Rising Thunder Music & Soundtrack

Soundtrack details were never broadly published during the alpha, and official music resources are limited following the shutdown.

Additional Info

Rising Thunder Additional Information

Developer: Radiant Entertainment
Publisher: Radiant Entertainment

Lead Designer: Seth Killian

Technical Alpha Date: July 28, 2015

Development History / Background:

Rising Thunder was created by Radiant Entertainment, a studio based in Los Altos, California that was founded in 2013. It followed the team’s earlier project Stonehearth, a buy-to-play survival and sandbox title, and was positioned as the studio’s first free to play release. With former Capcom community manager Seth Killian involved in the design leadership, the goal was to build a competitive fighter that felt at home on PC and welcomed players who might otherwise bounce off traditional input complexity.
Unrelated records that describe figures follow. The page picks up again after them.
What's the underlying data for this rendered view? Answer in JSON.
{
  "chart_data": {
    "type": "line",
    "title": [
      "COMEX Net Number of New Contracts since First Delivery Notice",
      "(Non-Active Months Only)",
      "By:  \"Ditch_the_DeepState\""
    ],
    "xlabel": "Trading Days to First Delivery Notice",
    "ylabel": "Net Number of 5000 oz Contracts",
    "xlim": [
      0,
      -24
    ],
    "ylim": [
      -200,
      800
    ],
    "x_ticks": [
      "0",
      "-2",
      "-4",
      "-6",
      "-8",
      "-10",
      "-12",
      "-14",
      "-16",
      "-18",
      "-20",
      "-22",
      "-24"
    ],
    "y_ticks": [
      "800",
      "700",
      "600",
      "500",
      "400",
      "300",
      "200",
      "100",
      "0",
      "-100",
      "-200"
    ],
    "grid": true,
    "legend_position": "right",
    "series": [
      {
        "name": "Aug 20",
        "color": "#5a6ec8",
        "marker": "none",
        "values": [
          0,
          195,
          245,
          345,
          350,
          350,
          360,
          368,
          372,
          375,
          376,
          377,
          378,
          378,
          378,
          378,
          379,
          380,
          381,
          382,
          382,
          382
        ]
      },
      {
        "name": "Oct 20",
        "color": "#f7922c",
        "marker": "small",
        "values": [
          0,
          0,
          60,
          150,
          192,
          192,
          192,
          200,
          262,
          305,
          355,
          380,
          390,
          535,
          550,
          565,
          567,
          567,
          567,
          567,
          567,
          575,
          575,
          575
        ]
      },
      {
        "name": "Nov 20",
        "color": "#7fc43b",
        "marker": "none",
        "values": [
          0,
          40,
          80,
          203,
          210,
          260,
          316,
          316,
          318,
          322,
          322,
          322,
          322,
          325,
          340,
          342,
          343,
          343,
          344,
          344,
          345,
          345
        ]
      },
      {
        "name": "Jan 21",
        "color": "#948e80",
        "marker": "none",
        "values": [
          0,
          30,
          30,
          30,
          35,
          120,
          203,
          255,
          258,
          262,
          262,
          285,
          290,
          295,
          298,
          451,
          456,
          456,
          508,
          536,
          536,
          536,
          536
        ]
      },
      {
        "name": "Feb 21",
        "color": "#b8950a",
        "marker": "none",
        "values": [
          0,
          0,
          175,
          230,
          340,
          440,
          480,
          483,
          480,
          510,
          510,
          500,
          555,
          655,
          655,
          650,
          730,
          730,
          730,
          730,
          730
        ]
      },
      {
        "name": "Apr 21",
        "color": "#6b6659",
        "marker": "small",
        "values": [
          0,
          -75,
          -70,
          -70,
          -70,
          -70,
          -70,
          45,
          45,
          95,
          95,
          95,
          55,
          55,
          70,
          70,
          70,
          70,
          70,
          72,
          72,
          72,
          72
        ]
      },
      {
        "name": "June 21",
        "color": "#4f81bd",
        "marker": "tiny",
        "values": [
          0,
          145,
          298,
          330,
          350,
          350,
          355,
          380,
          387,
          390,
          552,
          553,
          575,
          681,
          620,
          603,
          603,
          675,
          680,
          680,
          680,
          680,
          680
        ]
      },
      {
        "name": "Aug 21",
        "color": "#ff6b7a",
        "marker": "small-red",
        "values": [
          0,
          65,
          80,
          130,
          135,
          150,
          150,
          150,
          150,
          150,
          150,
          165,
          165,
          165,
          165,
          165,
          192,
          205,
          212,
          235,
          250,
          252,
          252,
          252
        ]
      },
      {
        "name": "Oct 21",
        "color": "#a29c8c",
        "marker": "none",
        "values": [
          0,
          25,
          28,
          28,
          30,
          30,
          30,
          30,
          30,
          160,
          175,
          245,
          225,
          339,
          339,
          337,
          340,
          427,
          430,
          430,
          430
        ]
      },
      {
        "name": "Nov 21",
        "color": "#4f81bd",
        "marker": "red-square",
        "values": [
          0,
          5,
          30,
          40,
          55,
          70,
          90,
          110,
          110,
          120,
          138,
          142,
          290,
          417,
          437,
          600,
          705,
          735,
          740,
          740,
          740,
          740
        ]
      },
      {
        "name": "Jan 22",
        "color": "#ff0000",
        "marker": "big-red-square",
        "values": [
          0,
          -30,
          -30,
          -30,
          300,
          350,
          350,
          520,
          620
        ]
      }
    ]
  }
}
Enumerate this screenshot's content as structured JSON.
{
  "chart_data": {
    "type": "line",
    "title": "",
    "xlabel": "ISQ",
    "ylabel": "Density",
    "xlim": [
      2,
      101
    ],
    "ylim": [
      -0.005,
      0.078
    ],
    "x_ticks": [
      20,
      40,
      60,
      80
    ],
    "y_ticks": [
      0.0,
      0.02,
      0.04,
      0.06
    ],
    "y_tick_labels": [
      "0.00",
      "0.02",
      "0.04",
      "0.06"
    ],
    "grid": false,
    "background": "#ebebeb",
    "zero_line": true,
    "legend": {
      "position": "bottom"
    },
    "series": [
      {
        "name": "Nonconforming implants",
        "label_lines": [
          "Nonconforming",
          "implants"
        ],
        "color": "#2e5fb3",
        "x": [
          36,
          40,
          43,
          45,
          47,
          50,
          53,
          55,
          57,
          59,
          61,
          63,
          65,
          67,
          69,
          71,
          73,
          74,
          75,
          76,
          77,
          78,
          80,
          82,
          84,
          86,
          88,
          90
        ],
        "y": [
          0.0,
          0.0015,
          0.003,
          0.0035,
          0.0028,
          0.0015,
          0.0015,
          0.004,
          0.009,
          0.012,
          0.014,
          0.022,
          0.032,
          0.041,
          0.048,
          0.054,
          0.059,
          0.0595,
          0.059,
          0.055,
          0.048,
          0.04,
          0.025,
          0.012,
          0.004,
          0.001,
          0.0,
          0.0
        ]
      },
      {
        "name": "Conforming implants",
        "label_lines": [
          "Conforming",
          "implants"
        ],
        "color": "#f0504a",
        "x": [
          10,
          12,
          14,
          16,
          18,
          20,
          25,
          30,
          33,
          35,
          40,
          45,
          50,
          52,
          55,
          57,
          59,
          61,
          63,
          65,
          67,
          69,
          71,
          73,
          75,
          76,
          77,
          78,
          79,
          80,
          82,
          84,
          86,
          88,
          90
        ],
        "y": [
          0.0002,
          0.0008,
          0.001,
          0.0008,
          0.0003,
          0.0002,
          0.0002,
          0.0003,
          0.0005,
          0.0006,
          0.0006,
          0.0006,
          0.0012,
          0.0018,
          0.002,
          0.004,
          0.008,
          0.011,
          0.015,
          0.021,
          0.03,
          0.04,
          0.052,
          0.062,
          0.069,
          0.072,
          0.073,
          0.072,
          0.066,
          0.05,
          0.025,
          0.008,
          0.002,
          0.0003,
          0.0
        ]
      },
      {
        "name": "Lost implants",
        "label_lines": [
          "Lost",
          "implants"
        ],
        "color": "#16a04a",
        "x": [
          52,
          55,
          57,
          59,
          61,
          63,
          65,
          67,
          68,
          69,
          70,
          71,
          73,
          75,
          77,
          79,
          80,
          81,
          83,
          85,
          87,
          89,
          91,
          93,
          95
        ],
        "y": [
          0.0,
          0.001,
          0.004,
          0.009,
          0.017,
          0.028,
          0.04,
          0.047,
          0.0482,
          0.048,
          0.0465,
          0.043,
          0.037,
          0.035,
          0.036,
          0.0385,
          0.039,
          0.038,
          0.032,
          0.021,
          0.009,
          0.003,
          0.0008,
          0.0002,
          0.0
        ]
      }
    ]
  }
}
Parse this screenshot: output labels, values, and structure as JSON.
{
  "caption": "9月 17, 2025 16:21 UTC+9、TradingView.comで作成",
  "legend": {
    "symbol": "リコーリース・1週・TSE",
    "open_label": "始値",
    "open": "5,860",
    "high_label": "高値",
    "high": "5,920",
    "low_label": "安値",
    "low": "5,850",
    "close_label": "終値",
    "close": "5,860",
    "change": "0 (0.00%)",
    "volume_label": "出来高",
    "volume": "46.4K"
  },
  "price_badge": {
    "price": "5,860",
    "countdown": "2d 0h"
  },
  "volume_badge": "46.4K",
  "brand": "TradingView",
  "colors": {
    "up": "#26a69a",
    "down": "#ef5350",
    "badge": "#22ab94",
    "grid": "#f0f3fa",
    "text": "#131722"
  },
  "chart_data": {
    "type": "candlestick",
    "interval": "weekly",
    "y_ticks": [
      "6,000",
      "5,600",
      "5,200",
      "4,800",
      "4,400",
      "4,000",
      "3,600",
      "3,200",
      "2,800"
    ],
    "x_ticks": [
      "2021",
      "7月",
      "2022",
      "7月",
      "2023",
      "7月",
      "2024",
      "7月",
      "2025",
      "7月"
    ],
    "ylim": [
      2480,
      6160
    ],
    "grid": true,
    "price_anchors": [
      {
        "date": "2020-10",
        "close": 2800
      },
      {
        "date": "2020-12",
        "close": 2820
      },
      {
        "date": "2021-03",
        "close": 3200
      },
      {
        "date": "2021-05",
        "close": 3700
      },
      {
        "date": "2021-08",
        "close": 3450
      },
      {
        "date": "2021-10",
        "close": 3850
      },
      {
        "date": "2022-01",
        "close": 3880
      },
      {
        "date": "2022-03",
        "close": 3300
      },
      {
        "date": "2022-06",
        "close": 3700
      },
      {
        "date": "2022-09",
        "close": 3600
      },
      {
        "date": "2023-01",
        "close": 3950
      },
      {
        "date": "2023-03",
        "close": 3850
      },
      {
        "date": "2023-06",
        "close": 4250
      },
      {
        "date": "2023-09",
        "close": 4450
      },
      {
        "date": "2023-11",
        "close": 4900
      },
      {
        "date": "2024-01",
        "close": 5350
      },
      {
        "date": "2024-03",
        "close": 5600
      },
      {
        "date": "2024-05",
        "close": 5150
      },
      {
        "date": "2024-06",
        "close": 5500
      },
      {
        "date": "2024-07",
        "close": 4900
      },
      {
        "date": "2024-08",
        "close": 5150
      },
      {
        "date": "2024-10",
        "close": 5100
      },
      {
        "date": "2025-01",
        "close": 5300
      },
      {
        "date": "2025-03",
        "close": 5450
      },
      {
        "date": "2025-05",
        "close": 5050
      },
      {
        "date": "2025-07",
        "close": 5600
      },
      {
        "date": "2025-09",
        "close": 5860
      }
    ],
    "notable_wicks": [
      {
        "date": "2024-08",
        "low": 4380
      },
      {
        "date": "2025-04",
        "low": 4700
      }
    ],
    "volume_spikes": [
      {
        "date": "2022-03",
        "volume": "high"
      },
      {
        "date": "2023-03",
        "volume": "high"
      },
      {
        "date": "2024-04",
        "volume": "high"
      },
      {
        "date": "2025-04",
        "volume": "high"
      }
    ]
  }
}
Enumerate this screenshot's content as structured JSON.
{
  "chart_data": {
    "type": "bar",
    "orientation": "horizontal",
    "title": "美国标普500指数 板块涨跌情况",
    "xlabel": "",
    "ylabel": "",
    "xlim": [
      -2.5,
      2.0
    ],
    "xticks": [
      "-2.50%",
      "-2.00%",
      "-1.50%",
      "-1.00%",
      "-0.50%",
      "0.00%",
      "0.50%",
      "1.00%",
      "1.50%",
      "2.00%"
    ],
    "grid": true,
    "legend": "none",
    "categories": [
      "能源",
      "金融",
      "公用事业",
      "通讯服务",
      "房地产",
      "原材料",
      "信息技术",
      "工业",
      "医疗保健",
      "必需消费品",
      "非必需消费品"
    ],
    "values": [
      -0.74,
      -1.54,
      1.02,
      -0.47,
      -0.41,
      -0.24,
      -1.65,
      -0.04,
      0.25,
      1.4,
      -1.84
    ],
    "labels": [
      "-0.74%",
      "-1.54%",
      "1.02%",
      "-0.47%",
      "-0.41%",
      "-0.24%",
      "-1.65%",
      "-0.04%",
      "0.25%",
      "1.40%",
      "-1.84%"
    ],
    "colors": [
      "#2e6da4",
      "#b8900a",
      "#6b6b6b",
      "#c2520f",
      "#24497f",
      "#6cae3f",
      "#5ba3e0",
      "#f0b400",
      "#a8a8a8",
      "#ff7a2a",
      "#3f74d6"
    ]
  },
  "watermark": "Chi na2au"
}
In terms of inspiration, Rising Thunder drew from classic 1v1 foundations associated with Street Fighter while also borrowing some of the broader accessibility ideas that helped series like Super Smash Bros. reach a wide audience. The end result was a clear attempt to translate the competitive fighting game experience to a PC-first, online-first format, even though the project ultimately ended when Riot Games acquired Radiant Entertainment and Rising Thunder was left behind.